On fait ici le choix de positionner les recherches de numismatique dans le programme C1 consacré à l’économie, tout en envisageant également l’impact de ces travaux dans le programme C2 de cet axe (Ville, territoire, pouvoir).

Le programme de recherches de l’équipe de numismatique (dir. Sylviane Estiot) s’inscrit dans un rapport étroit avec les grandes collections institutionnelles (musées, grandes bibliothèques, en particulier les collections présentes en Rhône-Alpes), souvent formalisé dans le cadre de programmes communs.

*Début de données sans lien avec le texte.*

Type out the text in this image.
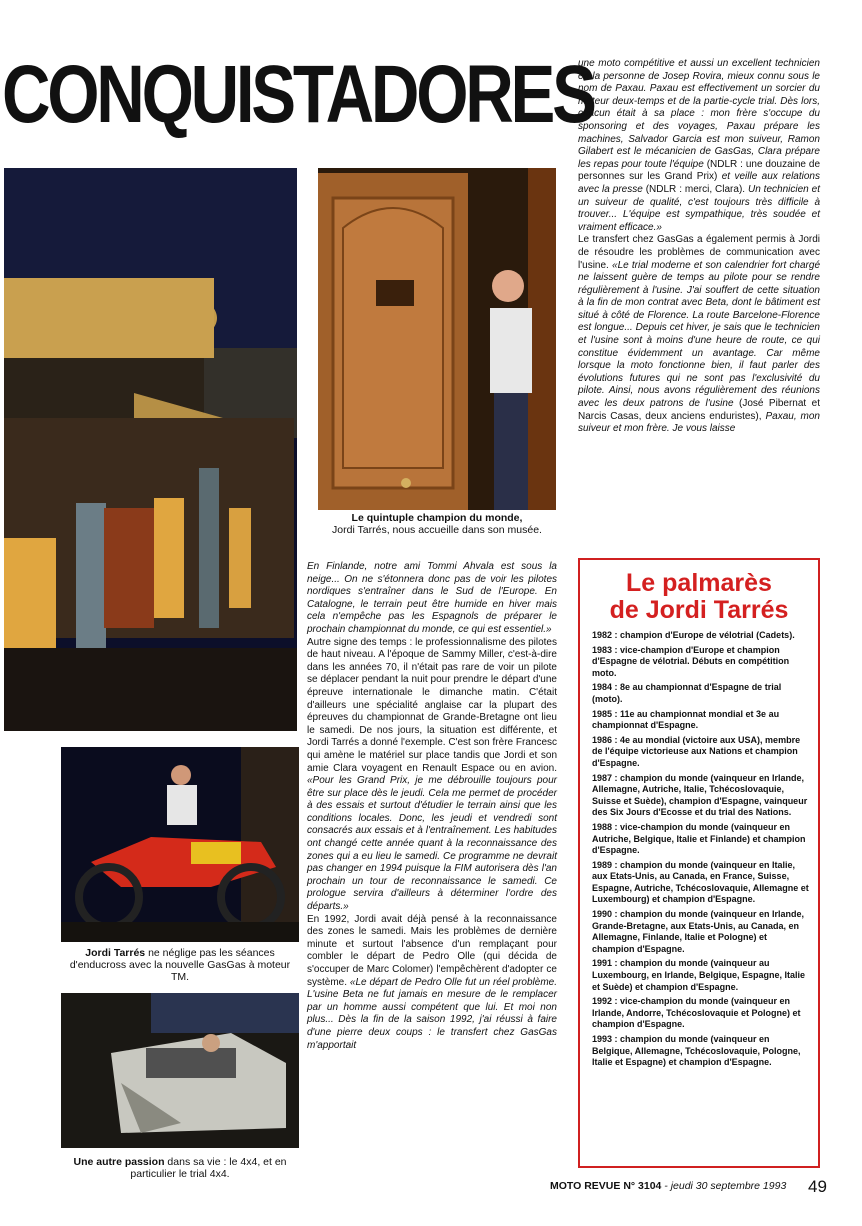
CONQUISTADORES
Le quintuple champion du monde,
Jordi Tarrés, nous accueille dans son musée.
Jordi Tarrés ne néglige pas les séances d'enducross avec la nouvelle GasGas à moteur TM.
Une autre passion dans sa vie : le 4x4, et en particulier le trial 4x4.

En Finlande, notre ami Tommi Ahvala est sous la neige... On ne s'étonnera donc pas de voir les pilotes nordiques s'entraîner dans le Sud de l'Europe. En Catalogne, le terrain peut être humide en hiver mais cela n'empêche pas les Espagnols de préparer le prochain championnat du monde, ce qui est essentiel.»

Autre signe des temps : le professionnalisme des pilotes de haut niveau. A l'époque de Sammy Miller, c'est-à-dire dans les années 70, il n'était pas rare de voir un pilote se déplacer pendant la nuit pour prendre le départ d'une épreuve internationale le dimanche matin. C'était d'ailleurs une spécialité anglaise car la plupart des épreuves du championnat de Grande-Bretagne ont lieu le samedi. De nos jours, la situation est différente, et Jordi Tarrés a donné l'exemple. C'est son frère Francesc qui amène le matériel sur place tandis que Jordi et son amie Clara voyagent en Renault Espace ou en avion. «Pour les Grand Prix, je me débrouille toujours pour être sur place dès le jeudi. Cela me permet de procéder à des essais et surtout d'étudier le terrain ainsi que les conditions locales. Donc, les jeudi et vendredi sont consacrés aux essais et à l'entraînement. Les habitudes ont changé cette année quant à la reconnaissance des zones qui a eu lieu le samedi. Ce programme ne devrait pas changer en 1994 puisque la FIM autorisera dès l'an prochain un tour de reconnaissance le samedi. Ce prologue servira d'ailleurs à déterminer l'ordre des départs.»

En 1992, Jordi avait déjà pensé à la reconnaissance des zones le samedi. Mais les problèmes de dernière minute et surtout l'absence d'un remplaçant pour combler le départ de Pedro Olle (qui décida de s'occuper de Marc Colomer) l'empêchèrent d'adopter ce système. «Le départ de Pedro Olle fut un réel problème. L'usine Beta ne fut jamais en mesure de le remplacer par un homme aussi compétent que lui. Et moi non plus... Dès la fin de la saison 1992, j'ai réussi à faire d'une pierre deux coups : le transfert chez GasGas m'apportait

une moto compétitive et aussi un excellent technicien en la personne de Josep Rovira, mieux connu sous le nom de Paxau. Paxau est effectivement un sorcier du moteur deux-temps et de la partie-cycle trial. Dès lors, chacun était à sa place : mon frère s'occupe du sponsoring et des voyages, Paxau prépare les machines, Salvador Garcia est mon suiveur, Ramon Gilabert est le mécanicien de GasGas, Clara prépare les repas pour toute l'équipe (NDLR : une douzaine de personnes sur les Grand Prix) et veille aux relations avec la presse (NDLR : merci, Clara). Un technicien et un suiveur de qualité, c'est toujours très difficile à trouver... L'équipe est sympathique, très soudée et vraiment efficace.»

Le transfert chez GasGas a également permis à Jordi de résoudre les problèmes de communication avec l'usine. «Le trial moderne et son calendrier fort chargé ne laissent guère de temps au pilote pour se rendre régulièrement à l'usine. J'ai souffert de cette situation à la fin de mon contrat avec Beta, dont le bâtiment est situé à côté de Florence. La route Barcelone-Florence est longue... Depuis cet hiver, je sais que le technicien et l'usine sont à moins d'une heure de route, ce qui constitue évidemment un avantage. Car même lorsque la moto fonctionne bien, il faut parler des évolutions futures qui ne sont pas l'exclusivité du pilote. Ainsi, nous avons régulièrement des réunions avec les deux patrons de l'usine (José Pibernat et Narcis Casas, deux anciens enduristes), Paxau, mon suiveur et mon frère. Je vous laisse

Le palmarès
de Jordi Tarrés

1982 : champion d'Europe de vélotrial (Cadets).

1983 : vice-champion d'Europe et champion d'Espagne de vélotrial. Débuts en compétition moto.

1984 : 8e au championnat d'Espagne de trial (moto).

1985 : 11e au championnat mondial et 3e au championnat d'Espagne.

1986 : 4e au mondial (victoire aux USA), membre de l'équipe victorieuse aux Nations et champion d'Espagne.

1987 : champion du monde (vainqueur en Irlande, Allemagne, Autriche, Italie, Tchécoslovaquie, Suisse et Suède), champion d'Espagne, vainqueur des Six Jours d'Ecosse et du trial des Nations.

1988 : vice-champion du monde (vainqueur en Autriche, Belgique, Italie et Finlande) et champion d'Espagne.

1989 : champion du monde (vainqueur en Italie, aux Etats-Unis, au Canada, en France, Suisse, Espagne, Autriche, Tchécoslovaquie, Allemagne et Luxembourg) et champion d'Espagne.

1990 : champion du monde (vainqueur en Irlande, Grande-Bretagne, aux Etats-Unis, au Canada, en Allemagne, Finlande, Italie et Pologne) et champion d'Espagne.

1991 : champion du monde (vainqueur au Luxembourg, en Irlande, Belgique, Espagne, Italie et Suède) et champion d'Espagne.

1992 : vice-champion du monde (vainqueur en Irlande, Andorre, Tchécoslovaquie et Pologne) et champion d'Espagne.

1993 : champion du monde (vainqueur en Belgique, Allemagne, Tchécoslovaquie, Pologne, Italie et Espagne) et champion d'Espagne.

MOTO REVUE N° 3104 - jeudi 30 septembre 1993 49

- Les monnaies antiques en Rhône-Alpes :
Julie Dalaison (Lyon 2) poursuivra la réalisation de la S.N.G. des monnaies grecques conservées au Musée des Beaux-Arts de Lyon, avec Richard Bouchon, Fabrice Delrieux (Université de Savoie) et François Planet (conservateur du médaillier du MBA).  Sur Lyon plus particulièrement, capitale des Gaules, siège de l’atelier monétaire principal de l’empire sous les Julio-Claudiens et principal atelier monétaire d’Occident au IIIe siècle jusqu’au début du Ve siècle, les inventaires numismatiques de la production de l’atelier de Lyon (Le monnayage de l’atelier de Lyon) se doubleront de l’étude du médaillier du Musée des Beaux-Arts de Lyon (programmes CIBLE et ARC5 : 3 volumes en préparation) ainsi que par l’étude des monnaies découvertes en fouilles archéologiques récentes sur la ville de Lyon (programme ARC INRAP obtenu par Christian Cécillon et Daniel Frascone).

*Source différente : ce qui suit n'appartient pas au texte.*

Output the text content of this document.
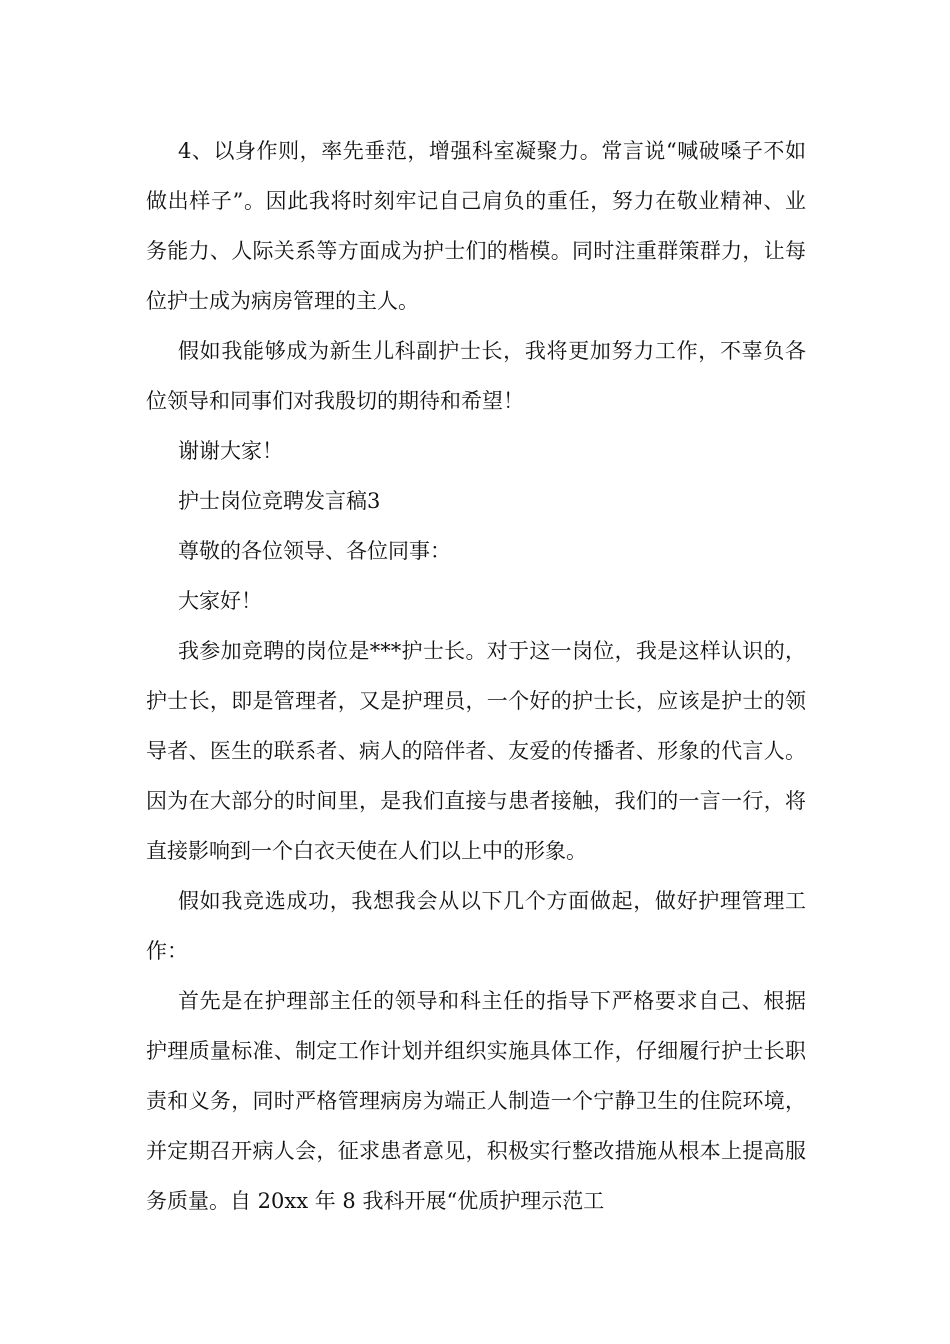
4、以身作则，率先垂范，增强科室凝聚力。常言说“喊破嗓子不如做出样子”。因此我将时刻牢记自己肩负的重任，努力在敬业精神、业务能力、人际关系等方面成为护士们的楷模。同时注重群策群力，让每位护士成为病房管理的主人。

假如我能够成为新生儿科副护士长，我将更加努力工作，不辜负各位领导和同事们对我殷切的期待和希望！

谢谢大家！

护士岗位竞聘发言稿3

尊敬的各位领导、各位同事：

大家好！

我参加竞聘的岗位是***护士长。对于这一岗位，我是这样认识的，护士长，即是管理者，又是护理员，一个好的护士长，应该是护士的领导者、医生的联系者、病人的陪伴者、友爱的传播者、形象的代言人。因为在大部分的时间里，是我们直接与患者接触，我们的一言一行，将直接影响到一个白衣天使在人们以上中的形象。

假如我竞选成功，我想我会从以下几个方面做起，做好护理管理工作：

首先是在护理部主任的领导和科主任的指导下严格要求自己、根据护理质量标准、制定工作计划并组织实施具体工作，仔细履行护士长职责和义务，同时严格管理病房为端正人制造一个宁静卫生的住院环境，并定期召开病人会，征求患者意见，积极实行整改措施从根本上提高服务质量。自 20xx 年 8 我科开展“优质护理示范工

- Monnayage de l’Empire romain :
BNCMER Bibliothèque nationale. Catalogue des monnaies de l’Empire romain :
S. Estiot, BNCMER XII.2. Probus (publication conjointe des collections majeures de Paris et de Vienne)
(en projet S. Estiot & P. Zanchi, BNCMER XII.3. De Carus à la réforme de Dioclétien)
(en projet T. Bardin, BNCMER IX. Gordien - Emilien)
RIC Roman Imperial Coinage :
S. Estiot & J. Mairat, Révision du RIC V.1
(en projet O. Lempereur, Révision du RIC IV. Sévères)

• Production, circulation, diffusion, immobilisation et thésaurisation dans les circuits monétaires dans l’Empire romain :

Plusieurs études, sous la direction de Sylviane Estiot, seront consacrées à l’étude des phénomènes monétaires propres à la période romaine impériale. Elles impliqueront également des doctorants.

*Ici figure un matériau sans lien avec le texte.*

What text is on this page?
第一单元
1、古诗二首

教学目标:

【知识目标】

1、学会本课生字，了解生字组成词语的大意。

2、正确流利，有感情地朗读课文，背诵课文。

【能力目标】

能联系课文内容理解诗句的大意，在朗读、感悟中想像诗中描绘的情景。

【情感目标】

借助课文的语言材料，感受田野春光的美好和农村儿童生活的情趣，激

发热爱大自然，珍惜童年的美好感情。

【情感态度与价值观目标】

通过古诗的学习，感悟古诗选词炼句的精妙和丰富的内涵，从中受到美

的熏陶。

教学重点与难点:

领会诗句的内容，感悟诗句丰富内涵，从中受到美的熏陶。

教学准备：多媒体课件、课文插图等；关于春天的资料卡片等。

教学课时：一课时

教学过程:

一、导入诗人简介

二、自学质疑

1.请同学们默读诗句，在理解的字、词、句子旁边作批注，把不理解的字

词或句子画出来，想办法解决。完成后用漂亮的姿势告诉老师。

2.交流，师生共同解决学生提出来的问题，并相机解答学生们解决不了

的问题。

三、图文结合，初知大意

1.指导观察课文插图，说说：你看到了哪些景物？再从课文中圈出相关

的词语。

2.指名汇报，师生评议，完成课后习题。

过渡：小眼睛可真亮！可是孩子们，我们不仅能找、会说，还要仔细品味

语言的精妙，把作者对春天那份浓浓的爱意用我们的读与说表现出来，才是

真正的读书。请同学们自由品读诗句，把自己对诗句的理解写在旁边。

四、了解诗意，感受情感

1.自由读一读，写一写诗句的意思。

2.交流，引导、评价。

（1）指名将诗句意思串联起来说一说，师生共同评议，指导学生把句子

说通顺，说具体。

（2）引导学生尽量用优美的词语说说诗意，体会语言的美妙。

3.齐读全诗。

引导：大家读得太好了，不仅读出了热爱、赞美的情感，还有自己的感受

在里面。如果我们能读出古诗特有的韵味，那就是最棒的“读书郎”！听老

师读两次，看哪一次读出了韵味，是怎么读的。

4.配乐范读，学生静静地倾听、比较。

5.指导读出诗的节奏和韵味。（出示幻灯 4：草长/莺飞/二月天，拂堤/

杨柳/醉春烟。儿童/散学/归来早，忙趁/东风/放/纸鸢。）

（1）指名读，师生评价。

- Lieux de production : identification des ateliers, période d’activité, ouverture et fermeture ; monetae comitatenses ; rôle des activités militaires sur l’activation ou la mise en sommeil des ateliers monétaires.
  -L’organisation matérielle au sein de l’atelier : officines (identifiées ou non par marquage sur les monnaies), du personnel monétaire (graveurs) ; questions de manufacture : alois et analyses métallique non destructives par ANRC (approche interdisciplinaire, analyses physico-chimiques menées par l’IRAMAT).
- Élaboration des chrono-typologies : pour la monnaie, attribution à tel ou tel des ateliers (pour le monnayage impérial romain, pas de système obvie de marquage des ateliers ou de marquage des émissions jusqu’aux réformes d’Aurélien et de Dioclétien) ; reconstitution des émissions et datation ; rythmes et volume de la production.
- Étude du phénomène particulier de l’imitation (spécificité des IIIe et IVe siècle de n. è.) et de son impact dans la circulation monétaire.
- Les aires de diffusion et de circulation : pour la monnaie, étude des profils monétaires de sites archéologiques, phénomènes d’immobilisation (trésors monétaires) liées aux causes évènementielles (insécurité, invasions, incendies) comme aux manipulations de l’État romain sur sa monnaie (décris et rappels, dévaluations métalliques) ; phénomènes de « résidualité » (réutilisation à date ultérieure de numéraire depuis longtemps hors d’usage ou décrié, détectable en stratigraphie dans les fouilles récentes).
- Les vecteurs de diffusion (pour la monnaie, l’armée, principal destinataire des frappes ; puis percolation dans les différentes strates sociales et économiques ; rôle des voies terrestres, fluviales et maritimes).
- Les usages et les usagers : pour la monnaie, deux niveaux « braudéliens », celui de l’État (la monnaie pour faire face aux dépenses et collecter les taxes) ; celui du public (monétarisation réelle de l’économie ? usage et détournement de la monnaie : immobilisation ; thésaurisation ; imitations locales et monnayages de nécessité ; réutilisations ultérieures).